Professional and Amateur Sports Protection Act of 1992

The Professional and Amateur Sports Protection Act of 1992, also known as The Bradley Act, effectively banning sports wagering nationwide in the United States. In May of 2018 PASPA was ruled unconstitutional, opening the floodgates for States to pass their own legislation regarding sports gambling. This was a massive win for sports gambling in the United States, as Nevada was no longer the only States with the means to pass legislation on this matter.

History

The bill was first introduced in 1991 and signed into law on October 28, 1992 by George H.W. Bush. The goal of the Act was to prohibit sports wagering under State law, governing the States decision to allow sports wagering. The bill was struck down by the U.S. Supreme Court in Murphy vs. National Collegiate Athletic Association (NCAA) on May 14, 2018. The main reasoning for declaring the Act unconstitutional was that the bill violated States’ rights under the Tenth Amendment to the Constitution.

Exempted States from PASPA

Four States were exempted from PASPA in 1992, for differing reasons. These States include Nevada for licensed sports betting, as well as Oregon, Delaware and Montana for sports lotteries.

Efforts Against PASPA

New Jersey was the State at the forefront of continued efforts against PASPA, ramping up efforts in 2009 by filing a lawsuit claiming that PASPA discriminated against certain States, because the law allowed some States to participate while disallowing others. New Jersey continued its assault on PASPA in 2011 and 2012 by enacting their own laws to allows sports wagering at racetracks and casinos, knowingly in the face of PASPA.  These laws laid the groundwork for the State to act swiftly should PASPA be reversed and allowed New Jersey to gain first-mover advantage once PASPA was struck down in 2018.

FAQ

What did Chris Christie push until he stepped down in 2017?

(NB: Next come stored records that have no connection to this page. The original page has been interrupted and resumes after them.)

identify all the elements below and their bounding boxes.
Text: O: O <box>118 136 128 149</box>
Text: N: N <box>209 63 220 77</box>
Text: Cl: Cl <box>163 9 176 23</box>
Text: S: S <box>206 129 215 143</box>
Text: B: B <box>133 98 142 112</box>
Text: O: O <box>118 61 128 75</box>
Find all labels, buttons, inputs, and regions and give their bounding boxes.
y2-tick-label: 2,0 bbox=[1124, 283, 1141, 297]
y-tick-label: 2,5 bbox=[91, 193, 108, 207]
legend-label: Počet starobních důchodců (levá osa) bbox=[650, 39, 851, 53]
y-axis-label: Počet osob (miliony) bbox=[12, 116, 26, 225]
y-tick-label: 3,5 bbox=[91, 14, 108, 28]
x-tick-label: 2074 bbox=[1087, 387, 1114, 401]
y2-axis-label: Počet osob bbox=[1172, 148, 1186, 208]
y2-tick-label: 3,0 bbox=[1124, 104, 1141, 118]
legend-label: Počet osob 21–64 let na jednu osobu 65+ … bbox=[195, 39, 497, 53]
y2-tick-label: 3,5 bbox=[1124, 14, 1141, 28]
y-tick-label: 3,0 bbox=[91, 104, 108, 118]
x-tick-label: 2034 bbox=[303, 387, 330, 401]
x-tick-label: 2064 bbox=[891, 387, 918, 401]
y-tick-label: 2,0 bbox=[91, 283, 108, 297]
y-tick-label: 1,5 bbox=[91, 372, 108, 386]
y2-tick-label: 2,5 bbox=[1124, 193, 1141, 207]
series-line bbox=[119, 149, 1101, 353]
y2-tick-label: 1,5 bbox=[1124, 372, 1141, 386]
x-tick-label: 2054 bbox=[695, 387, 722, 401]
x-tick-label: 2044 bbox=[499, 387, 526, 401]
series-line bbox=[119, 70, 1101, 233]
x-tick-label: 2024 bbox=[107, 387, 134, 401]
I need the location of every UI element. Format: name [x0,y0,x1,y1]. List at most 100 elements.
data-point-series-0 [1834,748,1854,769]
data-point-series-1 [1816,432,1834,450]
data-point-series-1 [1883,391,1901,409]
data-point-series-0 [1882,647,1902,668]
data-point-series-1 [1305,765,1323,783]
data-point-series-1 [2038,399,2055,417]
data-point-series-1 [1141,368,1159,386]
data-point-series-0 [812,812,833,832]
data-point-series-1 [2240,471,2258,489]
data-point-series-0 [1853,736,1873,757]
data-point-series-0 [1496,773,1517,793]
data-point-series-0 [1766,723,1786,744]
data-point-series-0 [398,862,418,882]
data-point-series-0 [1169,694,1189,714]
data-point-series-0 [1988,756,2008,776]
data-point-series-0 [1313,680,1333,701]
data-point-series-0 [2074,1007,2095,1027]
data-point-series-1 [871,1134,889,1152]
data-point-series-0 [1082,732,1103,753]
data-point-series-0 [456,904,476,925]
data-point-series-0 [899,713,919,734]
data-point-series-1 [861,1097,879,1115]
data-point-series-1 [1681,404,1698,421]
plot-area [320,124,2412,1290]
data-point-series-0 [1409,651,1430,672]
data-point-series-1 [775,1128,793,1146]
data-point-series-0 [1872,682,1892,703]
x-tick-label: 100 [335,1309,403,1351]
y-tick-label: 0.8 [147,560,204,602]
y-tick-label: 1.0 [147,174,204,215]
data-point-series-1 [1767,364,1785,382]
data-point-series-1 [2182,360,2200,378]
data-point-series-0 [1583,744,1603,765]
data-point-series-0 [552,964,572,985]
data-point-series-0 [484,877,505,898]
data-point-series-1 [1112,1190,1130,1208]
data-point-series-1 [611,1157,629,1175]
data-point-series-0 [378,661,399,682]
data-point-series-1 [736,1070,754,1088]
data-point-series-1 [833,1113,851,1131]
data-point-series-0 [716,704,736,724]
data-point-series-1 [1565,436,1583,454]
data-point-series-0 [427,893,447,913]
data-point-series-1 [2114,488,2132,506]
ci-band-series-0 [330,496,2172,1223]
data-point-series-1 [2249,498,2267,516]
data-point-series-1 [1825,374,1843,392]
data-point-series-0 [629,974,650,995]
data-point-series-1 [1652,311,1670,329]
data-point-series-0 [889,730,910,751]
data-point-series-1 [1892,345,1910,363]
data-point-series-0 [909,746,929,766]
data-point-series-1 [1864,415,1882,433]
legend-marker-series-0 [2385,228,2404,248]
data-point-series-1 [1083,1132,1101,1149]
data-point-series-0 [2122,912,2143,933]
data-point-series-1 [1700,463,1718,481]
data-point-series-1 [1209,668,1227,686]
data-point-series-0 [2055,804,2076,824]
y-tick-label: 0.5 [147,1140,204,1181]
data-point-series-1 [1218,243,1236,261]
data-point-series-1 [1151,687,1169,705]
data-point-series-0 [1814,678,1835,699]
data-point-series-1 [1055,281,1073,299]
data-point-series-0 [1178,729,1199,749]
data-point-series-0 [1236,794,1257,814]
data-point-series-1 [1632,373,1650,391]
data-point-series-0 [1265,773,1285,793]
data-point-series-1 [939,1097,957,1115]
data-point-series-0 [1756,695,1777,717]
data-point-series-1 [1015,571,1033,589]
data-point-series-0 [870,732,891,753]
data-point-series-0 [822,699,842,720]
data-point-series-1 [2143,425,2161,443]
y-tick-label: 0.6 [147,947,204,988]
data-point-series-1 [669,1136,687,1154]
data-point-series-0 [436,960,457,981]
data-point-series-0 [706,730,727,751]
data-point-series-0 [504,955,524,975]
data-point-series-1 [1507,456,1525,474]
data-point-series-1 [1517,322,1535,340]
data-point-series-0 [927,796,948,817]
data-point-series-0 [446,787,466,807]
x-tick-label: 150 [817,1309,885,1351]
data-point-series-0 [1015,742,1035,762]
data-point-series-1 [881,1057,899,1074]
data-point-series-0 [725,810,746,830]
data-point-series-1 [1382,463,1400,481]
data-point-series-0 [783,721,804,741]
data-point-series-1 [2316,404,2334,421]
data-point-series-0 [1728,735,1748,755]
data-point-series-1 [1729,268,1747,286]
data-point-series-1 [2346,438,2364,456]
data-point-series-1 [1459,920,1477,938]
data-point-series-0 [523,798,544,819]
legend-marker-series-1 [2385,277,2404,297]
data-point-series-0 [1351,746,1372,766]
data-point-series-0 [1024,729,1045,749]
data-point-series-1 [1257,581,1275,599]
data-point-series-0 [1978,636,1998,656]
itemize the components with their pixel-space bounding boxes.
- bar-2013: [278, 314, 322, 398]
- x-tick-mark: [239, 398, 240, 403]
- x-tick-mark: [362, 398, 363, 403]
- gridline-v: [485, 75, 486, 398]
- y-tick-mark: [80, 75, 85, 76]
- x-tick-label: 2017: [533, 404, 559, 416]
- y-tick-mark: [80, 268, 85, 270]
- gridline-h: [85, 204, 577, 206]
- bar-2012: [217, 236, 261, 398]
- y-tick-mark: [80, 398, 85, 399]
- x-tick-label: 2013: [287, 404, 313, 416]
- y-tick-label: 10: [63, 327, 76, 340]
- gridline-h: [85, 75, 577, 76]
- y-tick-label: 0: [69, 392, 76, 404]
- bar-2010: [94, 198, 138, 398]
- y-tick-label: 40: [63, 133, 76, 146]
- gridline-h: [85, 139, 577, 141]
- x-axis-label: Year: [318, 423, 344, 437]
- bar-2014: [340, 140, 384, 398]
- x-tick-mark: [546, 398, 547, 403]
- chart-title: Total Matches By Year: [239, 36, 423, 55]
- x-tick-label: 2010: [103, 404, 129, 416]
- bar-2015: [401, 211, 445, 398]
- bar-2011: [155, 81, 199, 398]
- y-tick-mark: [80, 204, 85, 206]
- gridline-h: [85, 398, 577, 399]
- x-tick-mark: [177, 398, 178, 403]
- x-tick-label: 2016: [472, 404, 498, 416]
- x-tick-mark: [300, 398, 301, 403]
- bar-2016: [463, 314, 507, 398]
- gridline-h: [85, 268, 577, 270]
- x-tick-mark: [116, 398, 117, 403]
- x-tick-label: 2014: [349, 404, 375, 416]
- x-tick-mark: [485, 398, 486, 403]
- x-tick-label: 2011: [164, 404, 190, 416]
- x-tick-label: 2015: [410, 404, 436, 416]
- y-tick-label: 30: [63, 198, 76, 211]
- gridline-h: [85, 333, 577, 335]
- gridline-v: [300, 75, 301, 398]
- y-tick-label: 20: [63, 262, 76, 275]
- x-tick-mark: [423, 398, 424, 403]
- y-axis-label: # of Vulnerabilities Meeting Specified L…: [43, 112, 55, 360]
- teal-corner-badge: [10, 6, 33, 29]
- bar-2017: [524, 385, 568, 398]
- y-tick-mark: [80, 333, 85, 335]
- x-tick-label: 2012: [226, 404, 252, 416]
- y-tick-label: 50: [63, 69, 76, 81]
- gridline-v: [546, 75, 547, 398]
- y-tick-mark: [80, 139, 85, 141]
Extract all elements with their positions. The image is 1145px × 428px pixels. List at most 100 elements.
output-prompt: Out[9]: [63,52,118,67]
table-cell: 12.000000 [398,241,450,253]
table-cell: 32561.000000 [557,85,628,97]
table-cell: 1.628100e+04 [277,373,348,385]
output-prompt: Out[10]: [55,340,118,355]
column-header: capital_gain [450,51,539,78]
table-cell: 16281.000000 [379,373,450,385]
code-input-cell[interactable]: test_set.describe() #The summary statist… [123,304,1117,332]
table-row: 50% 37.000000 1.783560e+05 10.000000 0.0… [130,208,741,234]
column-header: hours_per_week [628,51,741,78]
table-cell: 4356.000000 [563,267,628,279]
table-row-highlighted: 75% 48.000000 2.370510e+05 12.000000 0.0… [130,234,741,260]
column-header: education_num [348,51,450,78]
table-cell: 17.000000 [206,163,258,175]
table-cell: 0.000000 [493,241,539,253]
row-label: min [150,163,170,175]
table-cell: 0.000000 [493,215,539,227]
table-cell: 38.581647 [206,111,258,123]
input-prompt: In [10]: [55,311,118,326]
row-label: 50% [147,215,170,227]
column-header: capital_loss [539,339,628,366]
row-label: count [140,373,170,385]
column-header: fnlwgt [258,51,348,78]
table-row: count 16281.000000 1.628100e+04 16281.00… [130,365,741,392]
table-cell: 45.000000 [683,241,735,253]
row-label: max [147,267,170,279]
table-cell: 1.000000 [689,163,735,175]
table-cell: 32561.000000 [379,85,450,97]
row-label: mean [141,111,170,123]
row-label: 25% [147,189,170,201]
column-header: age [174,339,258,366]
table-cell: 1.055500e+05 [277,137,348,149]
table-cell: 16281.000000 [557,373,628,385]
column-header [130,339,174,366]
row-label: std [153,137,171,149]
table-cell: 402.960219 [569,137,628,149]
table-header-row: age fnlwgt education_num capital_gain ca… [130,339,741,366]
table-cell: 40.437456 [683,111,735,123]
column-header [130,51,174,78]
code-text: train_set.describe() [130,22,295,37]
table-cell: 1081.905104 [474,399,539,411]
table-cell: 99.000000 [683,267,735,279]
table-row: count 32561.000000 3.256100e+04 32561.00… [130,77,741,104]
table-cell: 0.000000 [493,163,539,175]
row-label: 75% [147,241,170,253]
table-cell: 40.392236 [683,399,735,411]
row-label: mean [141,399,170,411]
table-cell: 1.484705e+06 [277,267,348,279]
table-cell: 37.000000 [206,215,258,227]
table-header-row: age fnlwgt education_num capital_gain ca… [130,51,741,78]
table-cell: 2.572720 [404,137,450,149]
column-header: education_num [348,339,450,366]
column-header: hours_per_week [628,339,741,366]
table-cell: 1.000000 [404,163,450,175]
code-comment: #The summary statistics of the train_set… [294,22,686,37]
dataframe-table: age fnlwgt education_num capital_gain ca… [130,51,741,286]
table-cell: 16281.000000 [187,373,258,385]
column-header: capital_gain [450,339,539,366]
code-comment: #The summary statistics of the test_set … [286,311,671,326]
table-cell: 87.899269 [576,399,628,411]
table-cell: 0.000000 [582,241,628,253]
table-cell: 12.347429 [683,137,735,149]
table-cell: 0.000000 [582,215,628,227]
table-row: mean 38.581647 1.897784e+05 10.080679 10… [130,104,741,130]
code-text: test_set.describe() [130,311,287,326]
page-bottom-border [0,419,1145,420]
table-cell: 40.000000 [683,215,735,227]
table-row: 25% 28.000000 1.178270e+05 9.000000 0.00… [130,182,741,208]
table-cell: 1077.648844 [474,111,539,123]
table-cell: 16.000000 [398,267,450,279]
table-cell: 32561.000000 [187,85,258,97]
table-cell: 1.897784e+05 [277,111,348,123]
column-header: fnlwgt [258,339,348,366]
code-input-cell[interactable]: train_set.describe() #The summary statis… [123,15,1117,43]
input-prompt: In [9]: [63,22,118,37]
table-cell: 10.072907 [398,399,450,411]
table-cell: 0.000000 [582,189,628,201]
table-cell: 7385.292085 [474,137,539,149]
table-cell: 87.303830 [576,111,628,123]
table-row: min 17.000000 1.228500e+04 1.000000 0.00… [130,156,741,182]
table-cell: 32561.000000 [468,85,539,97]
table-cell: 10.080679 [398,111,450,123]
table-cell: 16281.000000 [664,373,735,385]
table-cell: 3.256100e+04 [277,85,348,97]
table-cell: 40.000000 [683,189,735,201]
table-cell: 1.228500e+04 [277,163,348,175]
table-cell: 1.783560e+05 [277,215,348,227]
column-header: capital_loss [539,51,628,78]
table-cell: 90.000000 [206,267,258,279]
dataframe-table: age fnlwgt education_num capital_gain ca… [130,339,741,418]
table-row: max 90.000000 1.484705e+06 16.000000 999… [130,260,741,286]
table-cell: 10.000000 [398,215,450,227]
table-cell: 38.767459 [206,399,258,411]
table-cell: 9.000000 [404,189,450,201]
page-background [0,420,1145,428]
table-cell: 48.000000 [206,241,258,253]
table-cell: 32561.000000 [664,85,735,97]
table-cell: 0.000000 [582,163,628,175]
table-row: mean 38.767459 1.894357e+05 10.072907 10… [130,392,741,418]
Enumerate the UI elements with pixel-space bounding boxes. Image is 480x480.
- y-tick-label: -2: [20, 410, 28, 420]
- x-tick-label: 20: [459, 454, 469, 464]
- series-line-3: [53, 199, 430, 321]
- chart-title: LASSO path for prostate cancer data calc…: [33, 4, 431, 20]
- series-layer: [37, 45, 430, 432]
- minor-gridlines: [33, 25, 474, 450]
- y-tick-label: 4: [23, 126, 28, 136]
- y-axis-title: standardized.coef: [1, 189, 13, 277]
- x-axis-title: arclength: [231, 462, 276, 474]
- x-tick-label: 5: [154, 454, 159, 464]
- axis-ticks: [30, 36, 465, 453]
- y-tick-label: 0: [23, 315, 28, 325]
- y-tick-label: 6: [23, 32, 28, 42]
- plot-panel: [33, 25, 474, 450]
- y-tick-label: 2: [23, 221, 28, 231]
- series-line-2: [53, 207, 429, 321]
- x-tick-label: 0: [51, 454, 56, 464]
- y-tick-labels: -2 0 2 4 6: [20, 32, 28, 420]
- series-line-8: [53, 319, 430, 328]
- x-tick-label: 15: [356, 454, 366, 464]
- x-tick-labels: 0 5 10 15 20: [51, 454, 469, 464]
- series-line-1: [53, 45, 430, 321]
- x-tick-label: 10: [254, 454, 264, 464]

The Murphy vs. NCAA case was initially spearheaded by New Jersey Governor Chris Christie until he stepped down in 2017.

Who was one of the main voices in favor of enacting PASPA in 1992?

Then-commissioner of the NBA, David Stern, was one of the main voices in favor of enacting PASPA in 1992.

How many states had legalized sports betting as of July 2019?

As of July 2019, eight States now have legalized, state-regulated sports betting industries: Nevada, New Jersey, Delaware, Mississippi, Pennsylvania, West Virginia, Rhode Island, and Arkansas.

What states have passed or have bills in-progress to legalize sports betting?

Seven additional States either have passed law or have bills in-progress to allow legalized, state-regulated sports betting industries: Illinois, Indiana, Iowa, Maine, Montana, New Hampshire, and Tennessee. All of these States could have some sort of legal wagering in 2019 or 2020.